Le bloc d'Outray se rattache au prolongement septentrional du "rameau interne" de Belledonne (voir la page "Outray") : ici la surface de son socle cristallin s'enfonce, de droite à gauche, sous sa couverture sédimentaire avant de buter contre l'"accident médian" dans le ravin du Planey, en rive opposée du Dorinet (hors du champ du cliché).
On voit bien le ploiement en voûtes de la surface de la pénéplaine anté-triasique (en tirets rouges) des deux blocs cristallins de la Pierrière et des Enclaves, qui sont tout juste décapés de leur couverture sédimentaire (la voûte de ce dernier s'enfonce vers le nord, au point de disparaître sous sa couverture triasique en atteignant la vallée du Dorinet).
Entre les deux s'intercale la pincée synclinale de La Girotte qui est le remplissage sédimentaire originel de l'hémigraben oriental d'Outray : elle y est écrasée et replissée en incluant des lames anticlinales de son soubassement houiller.

Les plis d'entraînement, visibles dans le Lias de l'appui est du barrage, témoignent, par leur sens de déversement, de ce que la faille qui limite le bloc occidental d'Outray a rejoué lors des compressions alpines dans le sens du soulèvement de ce dernier bloc (c'est à dire à l'envers du fonctionnement en chevauchement supposé par les tenants d'une surrection des blocs par une tectonique de failles inverses dans le socle)

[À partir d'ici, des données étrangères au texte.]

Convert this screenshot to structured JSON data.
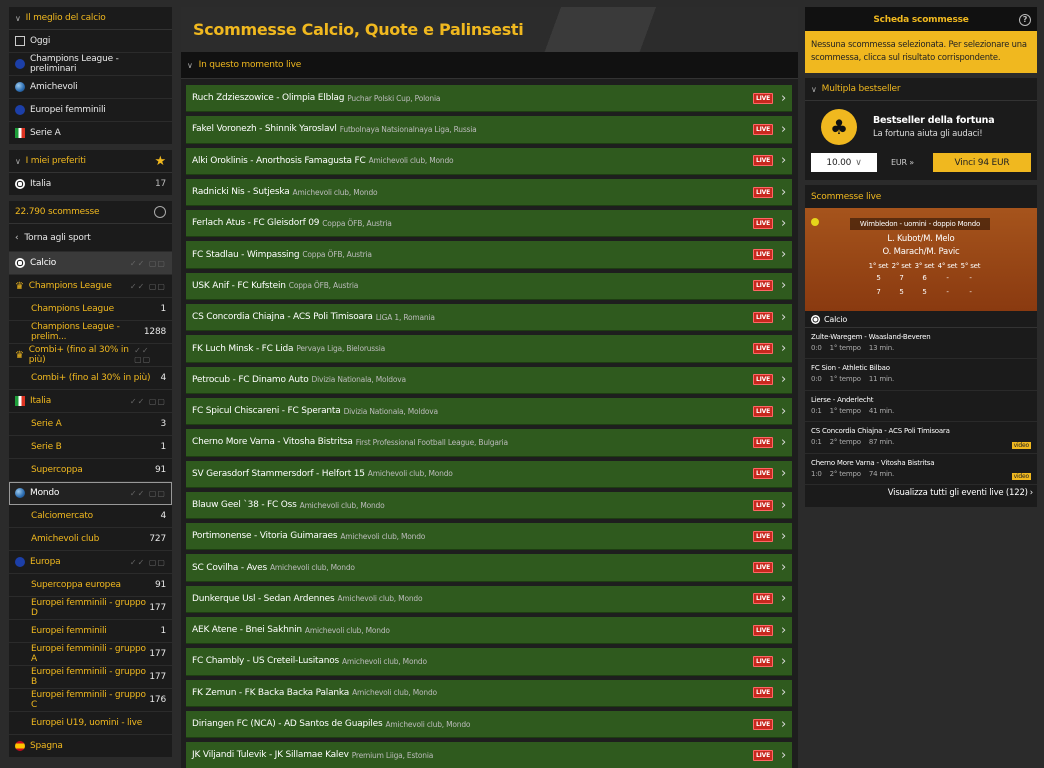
{
  "left": {
    "best": {
      "title": "Il meglio del calcio",
      "items": [
        {
          "label": "Oggi",
          "icon": "calendar-icon"
        },
        {
          "label": "Champions League - preliminari",
          "icon": "europe-icon"
        },
        {
          "label": "Amichevoli",
          "icon": "globe-icon"
        },
        {
          "label": "Europei femminili",
          "icon": "europe-icon"
        },
        {
          "label": "Serie A",
          "icon": "italy-flag-icon"
        }
      ]
    },
    "favorites": {
      "title": "I miei preferiti",
      "items": [
        {
          "label": "Italia",
          "count": "17"
        }
      ]
    },
    "bets_count": "22.790 scommesse",
    "back_label": "Torna agli sport",
    "tree": [
      {
        "type": "sport",
        "label": "Calcio"
      },
      {
        "type": "group",
        "label": "Champions League",
        "icon": "trophy"
      },
      {
        "type": "sub",
        "label": "Champions League",
        "count": "1"
      },
      {
        "type": "sub",
        "label": "Champions League - prelim...",
        "count": "1288"
      },
      {
        "type": "group",
        "label": "Combi+ (fino al 30% in più)",
        "icon": "trophy"
      },
      {
        "type": "sub",
        "label": "Combi+ (fino al 30% in più)",
        "count": "4"
      },
      {
        "type": "group",
        "label": "Italia",
        "icon": "italy"
      },
      {
        "type": "sub",
        "label": "Serie A",
        "count": "3"
      },
      {
        "type": "sub",
        "label": "Serie B",
        "count": "1"
      },
      {
        "type": "sub",
        "label": "Supercoppa",
        "count": "91"
      },
      {
        "type": "group",
        "label": "Mondo",
        "icon": "globe",
        "selected": true
      },
      {
        "type": "sub",
        "label": "Calciomercato",
        "count": "4"
      },
      {
        "type": "sub",
        "label": "Amichevoli club",
        "count": "727"
      },
      {
        "type": "group",
        "label": "Europa",
        "icon": "europe"
      },
      {
        "type": "sub",
        "label": "Supercoppa europea",
        "count": "91"
      },
      {
        "type": "sub",
        "label": "Europei femminili - gruppo D",
        "count": "177"
      },
      {
        "type": "sub",
        "label": "Europei femminili",
        "count": "1"
      },
      {
        "type": "sub",
        "label": "Europei femminili - gruppo A",
        "count": "177"
      },
      {
        "type": "sub",
        "label": "Europei femminili - gruppo B",
        "count": "177"
      },
      {
        "type": "sub",
        "label": "Europei femminili - gruppo C",
        "count": "176"
      },
      {
        "type": "sub",
        "label": "Europei U19, uomini - live",
        "count": ""
      },
      {
        "type": "group",
        "label": "Spagna",
        "icon": "spain"
      }
    ]
  },
  "main": {
    "title": "Scommesse Calcio, Quote e Palinsesti",
    "live_title": "In questo momento live",
    "live_badge": "LIVE",
    "events": [
      {
        "teams": "Ruch Zdzieszowice - Olimpia Elblag",
        "comp": "Puchar Polski Cup, Polonia"
      },
      {
        "teams": "Fakel Voronezh - Shinnik Yaroslavl",
        "comp": "Futbolnaya Natsionalnaya Liga, Russia"
      },
      {
        "teams": "Alki Oroklinis - Anorthosis Famagusta FC",
        "comp": "Amichevoli club, Mondo"
      },
      {
        "teams": "Radnicki Nis - Sutjeska",
        "comp": "Amichevoli club, Mondo"
      },
      {
        "teams": "Ferlach Atus - FC Gleisdorf 09",
        "comp": "Coppa ÖFB, Austria"
      },
      {
        "teams": "FC Stadlau - Wimpassing",
        "comp": "Coppa ÖFB, Austria"
      },
      {
        "teams": "USK Anif - FC Kufstein",
        "comp": "Coppa ÖFB, Austria"
      },
      {
        "teams": "CS Concordia Chiajna - ACS Poli Timisoara",
        "comp": "LIGA 1, Romania"
      },
      {
        "teams": "FK Luch Minsk - FC Lida",
        "comp": "Pervaya Liga, Bielorussia"
      },
      {
        "teams": "Petrocub - FC Dinamo Auto",
        "comp": "Divizia Nationala, Moldova"
      },
      {
        "teams": "FC Spicul Chiscareni - FC Speranta",
        "comp": "Divizia Nationala, Moldova"
      },
      {
        "teams": "Cherno More Varna - Vitosha Bistritsa",
        "comp": "First Professional Football League, Bulgaria"
      },
      {
        "teams": "SV Gerasdorf Stammersdorf - Helfort 15",
        "comp": "Amichevoli club, Mondo"
      },
      {
        "teams": "Blauw Geel `38 - FC Oss",
        "comp": "Amichevoli club, Mondo"
      },
      {
        "teams": "Portimonense - Vitoria Guimaraes",
        "comp": "Amichevoli club, Mondo"
      },
      {
        "teams": "SC Covilha - Aves",
        "comp": "Amichevoli club, Mondo"
      },
      {
        "teams": "Dunkerque Usl - Sedan Ardennes",
        "comp": "Amichevoli club, Mondo"
      },
      {
        "teams": "AEK Atene - Bnei Sakhnin",
        "comp": "Amichevoli club, Mondo"
      },
      {
        "teams": "FC Chambly - US Creteil-Lusitanos",
        "comp": "Amichevoli club, Mondo"
      },
      {
        "teams": "FK Zemun - FK Backa Backa Palanka",
        "comp": "Amichevoli club, Mondo"
      },
      {
        "teams": "Diriangen FC (NCA) - AD Santos de Guapiles",
        "comp": "Amichevoli club, Mondo"
      },
      {
        "teams": "JK Viljandi Tulevik - JK Sillamae Kalev",
        "comp": "Premium Liiga, Estonia"
      }
    ]
  },
  "right": {
    "slip_tab": "Scheda scommesse",
    "help": "?",
    "notice": "Nessuna scommessa selezionata. Per selezionare una scommessa, clicca sul risultato corrispondente.",
    "multi_title": "Multipla bestseller",
    "best_title": "Bestseller della fortuna",
    "best_sub": "La fortuna aiuta gli audaci!",
    "stake": "10.00",
    "currency": "EUR",
    "win_label": "Vinci 94 EUR",
    "live_title": "Scommesse live",
    "tennis": {
      "match": "Wimbledon - uomini - doppio Mondo",
      "p1": "L. Kubot/M. Melo",
      "p2": "O. Marach/M. Pavic",
      "sets": [
        "1° set",
        "2° set",
        "3° set",
        "4° set",
        "5° set"
      ],
      "row1": [
        "5",
        "7",
        "6",
        "-",
        "-"
      ],
      "row2": [
        "7",
        "5",
        "5",
        "-",
        "-"
      ]
    },
    "sport_label": "Calcio",
    "matches": [
      {
        "teams": "Zulte-Waregem - Waasland-Beveren",
        "score": "0:0",
        "period": "1° tempo",
        "time": "13 min.",
        "video": false
      },
      {
        "teams": "FC Sion - Athletic Bilbao",
        "score": "0:0",
        "period": "1° tempo",
        "time": "11 min.",
        "video": false
      },
      {
        "teams": "Lierse - Anderlecht",
        "score": "0:1",
        "period": "1° tempo",
        "time": "41 min.",
        "video": false
      },
      {
        "teams": "CS Concordia Chiajna - ACS Poli Timisoara",
        "score": "0:1",
        "period": "2° tempo",
        "time": "87 min.",
        "video": true
      },
      {
        "teams": "Cherno More Varna - Vitosha Bistritsa",
        "score": "1:0",
        "period": "2° tempo",
        "time": "74 min.",
        "video": true
      }
    ],
    "video_label": "video",
    "all_live": "Visualizza tutti gli eventi live (122)"
  }
}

La crête des Enclaves qui domine le lac du côté sud-est correspond à la voûte anticlinale d'un bloc de socle cristallin, tout juste décapée de sa couverture. De celle-ci il y subsiste encore des lambeaux sur la crête même, sous forme d'une dalle de grès triasiques que coiffent des chapeaux de grès triasiques et de cargneules.


La partie septentrionale des rochers des Enclaves (point coté 2446) vue du sud, depuis le sommet des rochers des Enclaves.
Les tirets rouges soulignent la surface de la pénéplaine anté-triasique. La discordance des terrains secondaires sur leur soubassement cristallin est clairement indiquée par l'attitude de la foliation (fo) des schistes cristallins. On notera aussi la schistosité (s1), pentée à 45° E, qui affecte les grès triasiques : cette déformation (post-triasique donc) témoigne des efforts cisaillants subis par la couverture (mouvement relatif en direction de l'ouest par rapport au socle).

Sur chacun des deux flancs de cette voûte on trouve un sillon, rempli de cargneules et de dolomies, qui a l'aspect d'une pincée synclinale dont les flancs deviennent très fortement pentés vers le bas. Du côté ouest ce remplissage se complète, au nord du col du Sallestet, par un peu de Lias calcaire qui vient en contact direct avec le socle cristallin du bloc d'Outray par l'intermédiaire de la faille verticale du Sallestet (voir la page "Outray").
Cette structure du socle indique que le sillon du Sallestet correspond à un ancien fossé d'effondrement, d'âge sans doute jurassique, que l'on peut considérer vraisemblablement comme le fond d'un ancien hémigraben, de second ordre, greffé sur le flanc oriental de l'hémigraben principal de l'accident médian de Belledonne.

Ce "synclinal" de La Gitotte a a été rétréci par compression, ce qui a plissé son contenu et redressé ses bordures ; mais il n'a pas été déformé en chevauchement par un cisaillement* à vergence* ouest, à la différence de ce que l'on observe dans les terrains sédimentaire qui le recouvraient et que l'on voit encore affleurer plus au nord-est dans le secteur du col du Joly (voir les coupes ci-dessus et consulter la page "col du Joly").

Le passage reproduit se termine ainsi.